Mava prese il cucchiaino nero e per un secondo lo tenne a
mezz’aria guardandosi intorno poiché credette di sentire qualcuno parlarle ma
la delicatezza dell’operazione che stava compiendo la riportò al proprio lavoro
rimandando a più tardi la riflessione sull’accaduto, intinse il cucchiaino nel
wakra nero di fronte a sé, nel liquido nero che in esso era contenuto; due giri
verso destra, tre giri verso sinistra, una linea diagonale ed una verticale
estraendo il cucchiaino dal recipiente… tre gocce ricaddero in esso. Perfetto!
La mano bruna della donna ora afferrò un coperchio simile
a quello di una zuccheriera e lo posò sul contenitore. Le lunghe dita nodose di
Mava indugiarono sul coperchio, i polpastrelli premuti sulla sua superficie
liscia; lentamente il calore del liquido oltrepassò la barriera: l’operazione
era conclusa.
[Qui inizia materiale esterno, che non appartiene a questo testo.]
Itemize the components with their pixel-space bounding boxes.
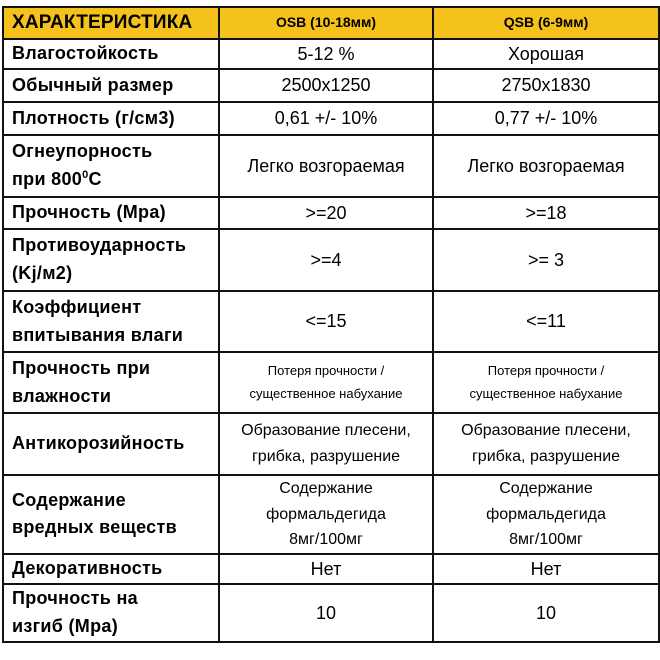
osb-value: <=15 — [219, 291, 433, 352]
table-row — [3, 135, 659, 197]
row-label: Прочность (Mpa) — [3, 197, 219, 229]
row-label — [3, 229, 219, 291]
row-label — [3, 352, 219, 413]
value-line: Содержание — [279, 480, 373, 497]
row-label — [3, 584, 219, 642]
degree-superscript: 0 — [82, 169, 89, 181]
row-label: Антикорозийность — [3, 413, 219, 475]
value-line: Образование плесени, — [461, 422, 631, 440]
osb-value: >=20 — [219, 197, 433, 229]
value-line: существенное набухание — [249, 385, 403, 401]
row-label: Обычный размер — [3, 69, 219, 102]
qsb-value: Нет — [433, 554, 659, 584]
value-line: грибка, разрушение — [471, 448, 621, 465]
row-label-line: влажности — [12, 385, 112, 406]
osb-value: 10 — [219, 584, 433, 642]
osb-value: 2500х1250 — [219, 69, 433, 102]
value-line: существенное набухание — [469, 385, 623, 401]
table-row — [3, 413, 659, 475]
row-label-line: Содержание — [12, 489, 126, 510]
row-label — [3, 291, 219, 352]
row-label-line: (Kj/м2) — [12, 263, 73, 283]
osb-value: >=4 — [219, 229, 433, 291]
row-label-line: Прочность на — [12, 587, 138, 608]
value-line: Образование плесени, — [241, 422, 411, 440]
value-line: 8мг/100мг — [289, 531, 363, 549]
value-line: формальдегида — [266, 505, 386, 523]
row-label-tail: С — [88, 169, 102, 189]
qsb-value: 10 — [433, 584, 659, 642]
qsb-value — [433, 352, 659, 413]
value-line: Потеря прочности / — [267, 362, 385, 378]
table-row — [3, 291, 659, 352]
row-label-line: впитывания влаги — [12, 324, 184, 345]
qsb-value: 0,77 +/- 10% — [433, 102, 659, 135]
row-label: Плотность (г/см3) — [3, 102, 219, 135]
value-line: формальдегида — [486, 505, 606, 523]
row-label-line: Прочность при — [12, 357, 151, 378]
value-line: Потеря прочности / — [487, 362, 605, 378]
row-label: Влагостойкость — [3, 39, 219, 69]
table-row — [3, 197, 659, 229]
table-row — [3, 584, 659, 642]
row-label-line: Огнеупорность — [12, 141, 153, 162]
qsb-value: <=11 — [433, 291, 659, 352]
comparison-table — [2, 6, 660, 643]
row-label-line: при 800 — [12, 169, 83, 189]
qsb-value — [433, 413, 659, 475]
row-label-line: Противоударность — [12, 235, 187, 256]
header-qsb: QSB (6-9мм) — [433, 7, 659, 39]
table-row — [3, 475, 659, 554]
osb-value: 5-12 % — [219, 39, 433, 69]
value-line: Содержание — [499, 480, 593, 497]
table-row — [3, 39, 659, 69]
osb-value: 0,61 +/- 10% — [219, 102, 433, 135]
row-label — [3, 135, 219, 197]
osb-value: Легко возгораемая — [219, 135, 433, 197]
osb-value — [219, 413, 433, 475]
table-row — [3, 102, 659, 135]
header-osb: OSB (10-18мм) — [219, 7, 433, 39]
osb-value: Нет — [219, 554, 433, 584]
qsb-value — [433, 475, 659, 554]
qsb-value: 2750х1830 — [433, 69, 659, 102]
row-label-line: вредных веществ — [12, 517, 177, 538]
value-line: грибка, разрушение — [251, 448, 401, 465]
osb-value — [219, 352, 433, 413]
row-label-line: изгиб (Mpa) — [12, 615, 118, 636]
table-row — [3, 352, 659, 413]
table-row — [3, 69, 659, 102]
table-row — [3, 229, 659, 291]
row-label: Декоративность — [3, 554, 219, 584]
row-label-line: Коэффициент — [12, 296, 142, 317]
table-row — [3, 554, 659, 584]
osb-value — [219, 475, 433, 554]
qsb-value: >=18 — [433, 197, 659, 229]
value-line: 8мг/100мг — [509, 531, 583, 549]
qsb-value: Хорошая — [433, 39, 659, 69]
header-row — [3, 7, 659, 39]
qsb-value: Легко возгораемая — [433, 135, 659, 197]
qsb-value: >= 3 — [433, 229, 659, 291]
row-label — [3, 475, 219, 554]
header-characteristic: ХАРАКТЕРИСТИКА — [3, 7, 219, 39]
Una ragnatela di rughe sottilissime si allargò sul viso non
comune della donna all’appressarsi di un sorriso, un ammiccamento soddisfatto
per la riuscita del suo lavoro; era la massima espressione di felicità di Mava,
lei non rideva mai apertamente, né scoppiava in risa sguaiate, lei
semplicemente sorrideva. Gli occhi neri, profondi come antri cavernosi di
luoghi inesplorati nascondevano mistero,
comunicavano saggezza, sprigionavano vigore. Riscaldano quando tremi, rinfrescano quando deliri,
così soleva dire sua madre chissà quanti anni prima; ecco un’altra donna
solida, vigorosa come il suo takquò, il
takquò che offriva alla gente.
Mava, tenendo i manici del wakra, due contorti segmenti
bianchi orizzontali, si mosse verso una tenda blu scuro, con una spalla spostò a
lato il tessuto ruvido passando nella stanza attigua.
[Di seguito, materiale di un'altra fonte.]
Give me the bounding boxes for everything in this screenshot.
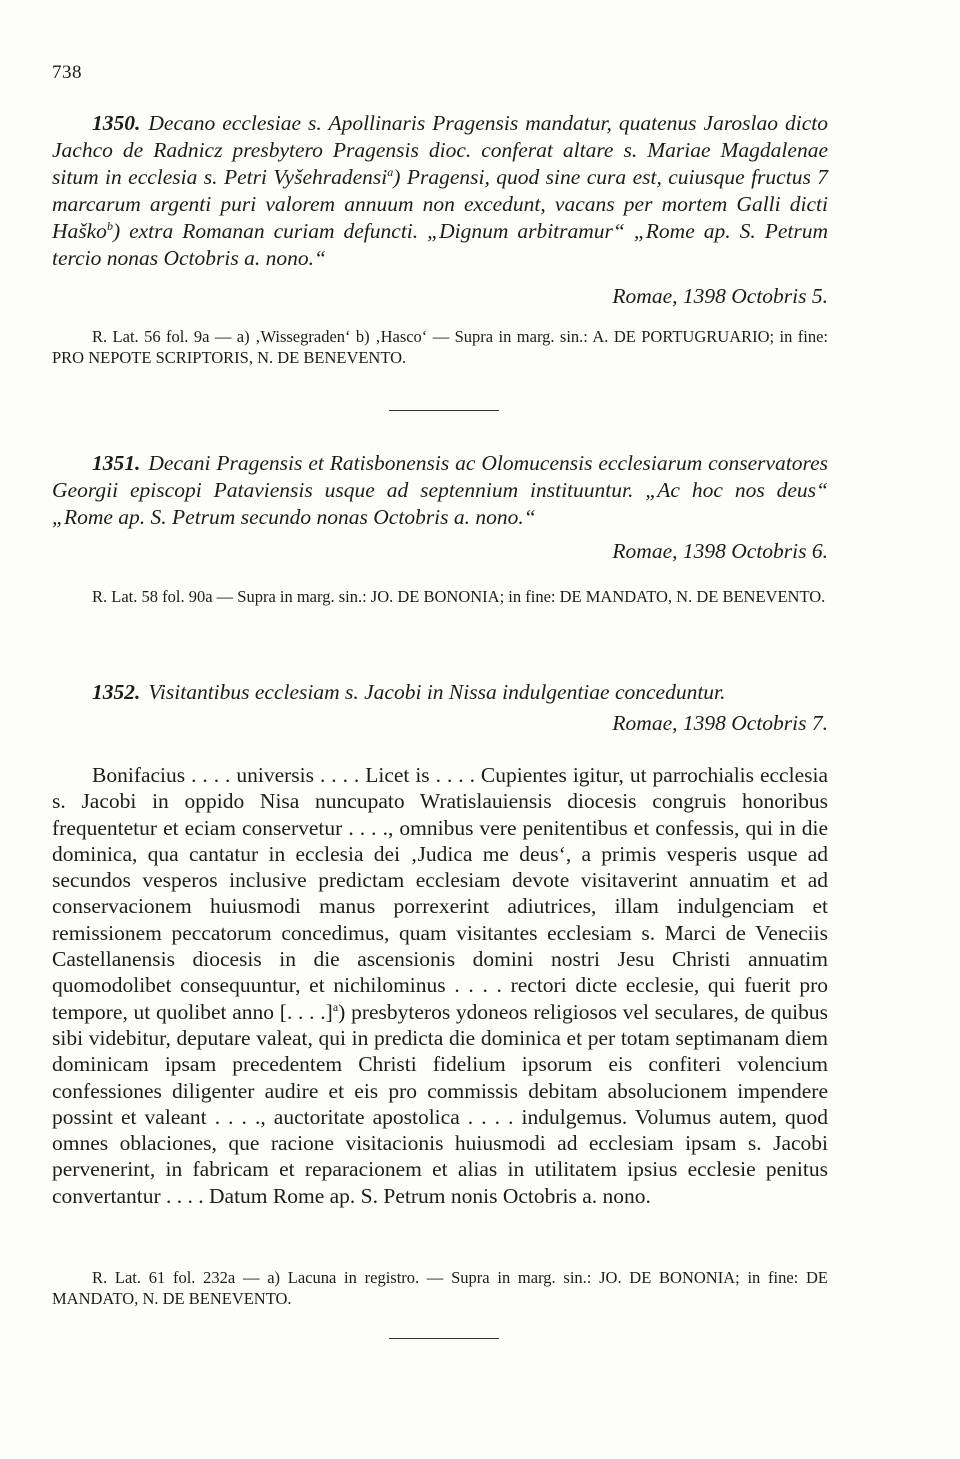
entry-1352-regest: [52, 679, 828, 706]
entry-1350-regest: [52, 110, 828, 272]
entry-1350-date: Romae, 1398 Octobris 5.: [612, 284, 828, 308]
footnote-mark: a: [387, 164, 394, 179]
entry-1351-regest: [52, 450, 828, 531]
apparatus-text: R. Lat. 58 fol. 90a — Supra in marg. sin.: JO. DE BONONIA; in fine: DE MANDATO, N. DE BENEVENTO.: [92, 587, 826, 606]
entry-number: 1351.: [92, 451, 141, 475]
regest-text: Visitantibus ecclesiam s. Jacobi in Nissa indulgentiae conceduntur.: [148, 680, 726, 704]
regest-text: Decani Pragensis et Ratisbonensis ac Olomucensis ecclesiarum conservatores Georgii episcopi Pataviensis usque ad septennium instituuntur. „Ac hoc nos deus“ „Rome ap. S. Petrum secundo nonas Octobris a. nono.“: [52, 451, 828, 529]
regest-text: ) Pragensi, quod sine cura est, cuiusque fructus 7 marcarum argenti puri valorem annuum non excedunt, vacans per mortem Galli dicti Haško: [52, 165, 828, 243]
footnote-mark: a: [332, 999, 339, 1014]
section-divider: [389, 1338, 499, 1339]
entry-1352-date: Romae, 1398 Octobris 7.: [612, 711, 828, 735]
page-number: 738: [52, 62, 82, 83]
entry-number: 1352.: [92, 680, 141, 704]
regest-text: ) extra Romanan curiam defuncti. „Dignum arbitramur“ „Rome ap. S. Petrum tercio nonas Octobris a. nono.“: [52, 219, 828, 270]
apparatus-text: R. Lat. 61 fol. 232a — a) Lacuna in registro. — Supra in marg. sin.: JO. DE BONONIA; in fine: DE MANDATO, N. DE BENEVENTO.: [52, 1268, 828, 1308]
footnote-mark: b: [106, 218, 113, 233]
entry-1351-date: Romae, 1398 Octobris 6.: [612, 539, 828, 563]
entry-1350-apparatus: [52, 326, 828, 368]
entry-1351-apparatus: [52, 586, 828, 607]
charter-text: Bonifacius . . . . universis . . . . Licet is . . . . Cupientes igitur, ut parrochialis ecclesia s. Jacobi in oppido Nisa nuncupato Wratislauiensis diocesis congruis honoribus frequentetur et eciam conservetur . . . ., omnibus vere penitentibus et confessis, qui in die dominica, qua cantatur in ecclesia dei ‚Judica me deus‘, a primis vesperis usque ad secundos vesperos inclusive predictam ecclesiam devote visitaverint annuatim et ad conservacionem huiusmodi manus porrexerint adiutrices, illam indulgenciam et remissionem peccatorum concedimus, quam visitantes ecclesiam s. Marci de Veneciis Castellanensis diocesis in die ascensionis domini nostri Jesu Christi annuatim quomodolibet consequuntur, et nichilominus . . . . rectori dicte ecclesie, qui fuerit pro tempore, ut quolibet anno [. . . .]: [52, 763, 828, 1024]
regest-text: Decano ecclesiae s. Apollinaris Pragensis mandatur, quatenus Jaroslao dicto Jachco de Radnicz presbytero Pragensis dioc. conferat altare s. Mariae Magdalenae situm in ecclesia s. Petri Vyšehradensi: [52, 111, 828, 189]
entry-1352-charter-text: [52, 762, 828, 1209]
section-divider: [389, 410, 499, 411]
apparatus-text: R. Lat. 56 fol. 9a — a) ‚Wissegraden‘ b) ‚Hasco‘ — Supra in marg. sin.: A. DE PORTUGRUARIO; in fine: PRO NEPOTE SCRIPTORIS, N. DE BENEVENTO.: [52, 327, 828, 367]
entry-1352-apparatus: [52, 1267, 828, 1309]
charter-text: ) presbyteros ydoneos religiosos vel seculares, de quibus sibi videbitur, deputare valeat, qui in predicta die dominica et per totam septimanam diem dominicam ipsam precedentem Christi fidelium ipsorum eis confiteri volencium confessiones diligenter audire et eis pro commissis debitam absolucionem impendere possint et valeant . . . ., auctoritate apostolica . . . . indulgemus. Volumus autem, quod omnes oblaciones, que racione visitacionis huiusmodi ad ecclesiam ipsam s. Jacobi pervenerint, in fabricam et reparacionem et alias in utilitatem ipsius ecclesie penitus convertantur . . . . Datum Rome ap. S. Petrum nonis Octobris a. nono.: [52, 999, 828, 1208]
entry-number: 1350.: [92, 111, 141, 135]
Da tre grandi finestre rettangolari la luce penetrava
nella camera, le pareti giallo ocra lambite dai raggi del sole apparivano
dorate, massicci tavoli di legno erano sparpagliati in tutto lo spazio
disponibile, quelli accanto alle finestre avevano le estremità arrotondate; su
ognuno di essi erano posati al centro dei vasetti di terracotta contenenti
delle piantine dai rametti verdi e piccole foglie a cuoricino, nei punti di
attaccatura delle foglie ai rametti spuntavano fiorellini gialli, minuscole
stelle che sembravano bere la luce del giorno restituendola purificata.